OOM on RTX 3090
Hey,
just tried out the model with vllm and I am getting OOM errors.
Shouldn't the 34B model run on a single RTX 3090? I also tried using two 3090s but I am still getting OOM with vllm 0.2.0
My inference code:
from vllm import LLM, SamplingParams
llm = LLM(
model="TheBloke/Phind-CodeLlama-34B-v2-AWQ",
tensor_parallel_size=1,
dtype="half",
quantization="awq",
gpu_memory_utilization=0.01,
swap_space=30
)
python -m vllm.entrypoints.api_server --model TheBloke/Phind-CodeLlama-34B-v2-AWQ --quantization awq --dtype=float16 --tensor-parallel-size 2 --gpu-memory-utilization 0.1
I also tried various other gpu-memory-utilization like 0.4, 0.5, 0.8, ...

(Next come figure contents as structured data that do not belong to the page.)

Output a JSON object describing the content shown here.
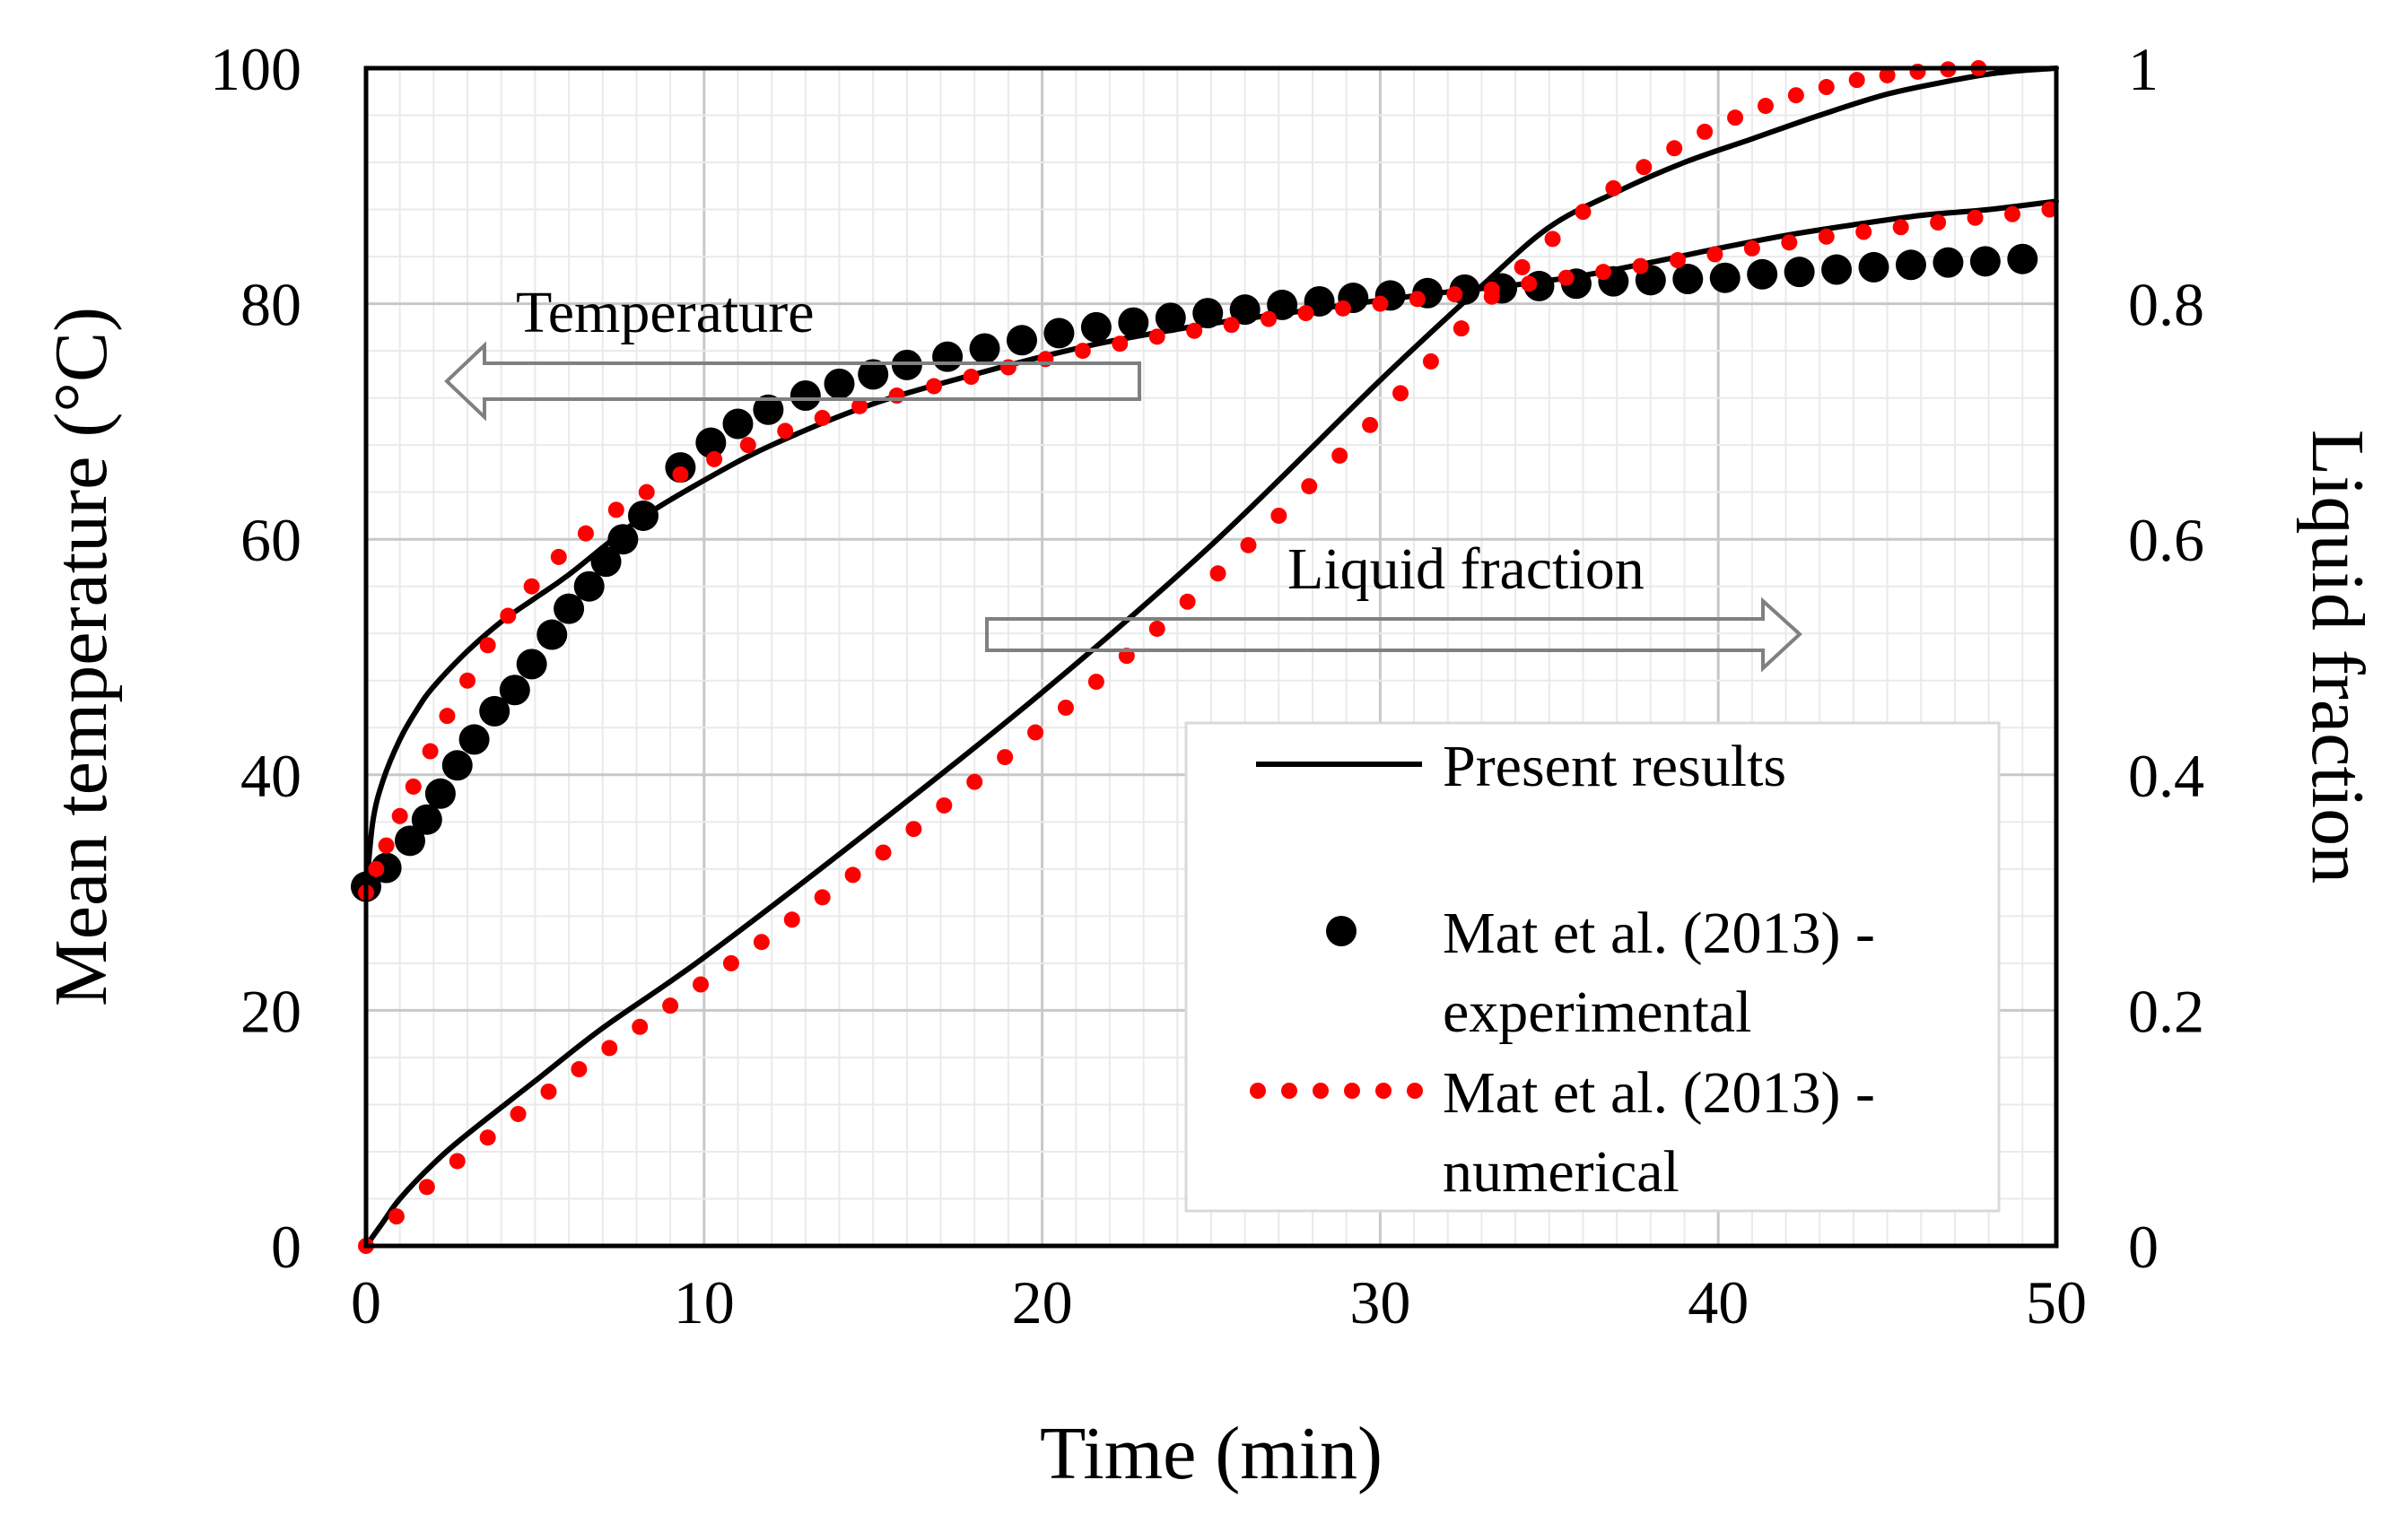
{
  "chart_data": {
    "type": "line",
    "title": "",
    "xlabel": "Time (min)",
    "ylabel": "Mean temperature (°C)",
    "y2label": "Liquid fraction",
    "xlim": [
      0,
      50
    ],
    "ylim": [
      0,
      100
    ],
    "y2lim": [
      0,
      1
    ],
    "xticks": [
      "0",
      "10",
      "20",
      "30",
      "40",
      "50"
    ],
    "yticks": [
      "0",
      "20",
      "40",
      "60",
      "80",
      "100"
    ],
    "y2ticks": [
      "0",
      "0.2",
      "0.4",
      "0.6",
      "0.8",
      "1"
    ],
    "grid": true,
    "legend_position": "bottom-right",
    "annotations": [
      {
        "text": "Temperature",
        "arrow": "left",
        "axis": "left"
      },
      {
        "text": "Liquid fraction",
        "arrow": "right",
        "axis": "right"
      }
    ],
    "legend": [
      {
        "label": "Present results",
        "style": "solid-black-line"
      },
      {
        "label": "Mat et al. (2013) -",
        "label2": "experimental",
        "style": "black-dots"
      },
      {
        "label": "Mat et al. (2013) -",
        "label2": "numerical",
        "style": "red-dotted"
      }
    ],
    "series": [
      {
        "name": "Present results - temperature",
        "axis": "left",
        "style": "solid-black-line",
        "x": [
          0,
          0.2,
          0.5,
          1,
          1.5,
          2,
          3,
          4,
          5,
          6,
          8,
          10,
          12,
          15,
          18,
          20,
          22,
          25,
          28,
          30,
          32,
          34,
          36,
          38,
          40,
          42,
          44,
          46,
          48,
          50
        ],
        "y": [
          30,
          36,
          39.5,
          43,
          45.5,
          47.5,
          50.5,
          53,
          55,
          57,
          61.5,
          65,
          68,
          71.5,
          74,
          75.5,
          76.8,
          78.3,
          79.5,
          80.3,
          81,
          81.6,
          82.4,
          83.5,
          84.7,
          85.8,
          86.7,
          87.5,
          88,
          88.7
        ]
      },
      {
        "name": "Present results - liquid fraction",
        "axis": "right",
        "style": "solid-black-line",
        "x": [
          0,
          0.5,
          1,
          2,
          3,
          5,
          7,
          10,
          15,
          20,
          25,
          30,
          33,
          35,
          37,
          39,
          41,
          43,
          45,
          47,
          48,
          49,
          50
        ],
        "y": [
          0,
          0.02,
          0.04,
          0.07,
          0.095,
          0.14,
          0.185,
          0.245,
          0.355,
          0.47,
          0.595,
          0.735,
          0.815,
          0.865,
          0.895,
          0.92,
          0.94,
          0.96,
          0.978,
          0.99,
          0.995,
          0.998,
          1.0
        ]
      },
      {
        "name": "Mat et al. (2013) - experimental",
        "axis": "left",
        "style": "black-dots",
        "x": [
          0,
          0.6,
          1.3,
          1.8,
          2.2,
          2.7,
          3.2,
          3.8,
          4.4,
          4.9,
          5.5,
          6,
          6.6,
          7.1,
          7.6,
          8.2,
          9.3,
          10.2,
          11,
          11.9,
          13,
          14,
          15,
          16,
          17.2,
          18.3,
          19.4,
          20.5,
          21.6,
          22.7,
          23.8,
          24.9,
          26,
          27.1,
          28.2,
          29.2,
          30.3,
          31.4,
          32.5,
          33.6,
          34.7,
          35.8,
          36.9,
          38,
          39.1,
          40.2,
          41.3,
          42.4,
          43.5,
          44.6,
          45.7,
          46.8,
          47.9,
          49
        ],
        "y": [
          30.5,
          32.1,
          34.4,
          36.2,
          38.4,
          40.8,
          43,
          45.4,
          47.2,
          49.4,
          51.9,
          54.1,
          56,
          58.1,
          60,
          62,
          66.1,
          68.2,
          69.8,
          71,
          72.2,
          73.2,
          74,
          74.8,
          75.5,
          76.2,
          76.9,
          77.5,
          78,
          78.4,
          78.8,
          79.2,
          79.5,
          79.9,
          80.2,
          80.5,
          80.7,
          80.9,
          81.2,
          81.3,
          81.5,
          81.7,
          81.9,
          82,
          82.1,
          82.2,
          82.5,
          82.7,
          82.9,
          83.1,
          83.3,
          83.5,
          83.6,
          83.8
        ]
      },
      {
        "name": "Mat et al. (2013) - numerical - temperature",
        "axis": "left",
        "style": "red-dotted",
        "x": [
          0,
          0.3,
          0.6,
          1,
          1.4,
          1.9,
          2.4,
          3,
          3.6,
          4.2,
          4.9,
          5.7,
          6.5,
          7.4,
          8.3,
          9.3,
          10.3,
          11.3,
          12.4,
          13.5,
          14.6,
          15.7,
          16.8,
          17.9,
          19,
          20.1,
          21.2,
          22.3,
          23.4,
          24.5,
          25.6,
          26.7,
          27.8,
          28.9,
          30,
          31.1,
          32.2,
          33.3,
          34.4,
          35.5,
          36.6,
          37.7,
          38.8,
          39.9,
          41,
          42.1,
          43.2,
          44.3,
          45.4,
          46.5,
          47.6,
          48.7,
          49.8
        ],
        "y": [
          30,
          32,
          34,
          36.5,
          39,
          42,
          45,
          48,
          51,
          53.5,
          56,
          58.5,
          60.5,
          62.5,
          64,
          65.5,
          66.8,
          68,
          69.2,
          70.3,
          71.3,
          72.2,
          73,
          73.8,
          74.6,
          75.3,
          76,
          76.6,
          77.2,
          77.7,
          78.2,
          78.7,
          79.2,
          79.6,
          80,
          80.4,
          80.8,
          81.2,
          81.7,
          82.2,
          82.7,
          83.2,
          83.7,
          84.2,
          84.7,
          85.2,
          85.7,
          86.1,
          86.5,
          86.9,
          87.3,
          87.6,
          88
        ]
      },
      {
        "name": "Mat et al. (2013) - numerical - liquid fraction",
        "axis": "right",
        "style": "red-dotted",
        "x": [
          0,
          0.9,
          1.8,
          2.7,
          3.6,
          4.5,
          5.4,
          6.3,
          7.2,
          8.1,
          9,
          9.9,
          10.8,
          11.7,
          12.6,
          13.5,
          14.4,
          15.3,
          16.2,
          17.1,
          18,
          18.9,
          19.8,
          20.7,
          21.6,
          22.5,
          23.4,
          24.3,
          25.2,
          26.1,
          27,
          27.9,
          28.8,
          29.7,
          30.6,
          31.5,
          32.4,
          33.3,
          34.2,
          35.1,
          36,
          36.9,
          37.8,
          38.7,
          39.6,
          40.5,
          41.4,
          42.3,
          43.2,
          44.1,
          45,
          45.9,
          46.8,
          47.7
        ],
        "y": [
          0,
          0.025,
          0.05,
          0.072,
          0.092,
          0.112,
          0.131,
          0.15,
          0.168,
          0.186,
          0.204,
          0.222,
          0.24,
          0.258,
          0.277,
          0.296,
          0.315,
          0.334,
          0.354,
          0.374,
          0.394,
          0.415,
          0.436,
          0.457,
          0.479,
          0.501,
          0.524,
          0.547,
          0.571,
          0.595,
          0.62,
          0.645,
          0.671,
          0.697,
          0.724,
          0.751,
          0.779,
          0.806,
          0.831,
          0.855,
          0.878,
          0.898,
          0.916,
          0.932,
          0.946,
          0.958,
          0.968,
          0.977,
          0.984,
          0.99,
          0.994,
          0.997,
          0.999,
          1.0
        ]
      }
    ]
  }
}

You need at least 18GB of VRAM, single card with gpu-memory-utilization 1 should be enought.
vLLM's AWQ does not support mult-ti gpu for the time being. try GPTQ version for dual-gpu inferencing instead
The 3090 has 24 GB of VRAM, so it should easily handle the model. Also vllm supports tensor-parallel execution with multi-GPUs.
I found the problem. The default max-model-len (param)/ model_max_len (Python-API) seems to be too long. Setting it manually to 4000 works for a single 3090. For two RTX 3090 >6000 is possible.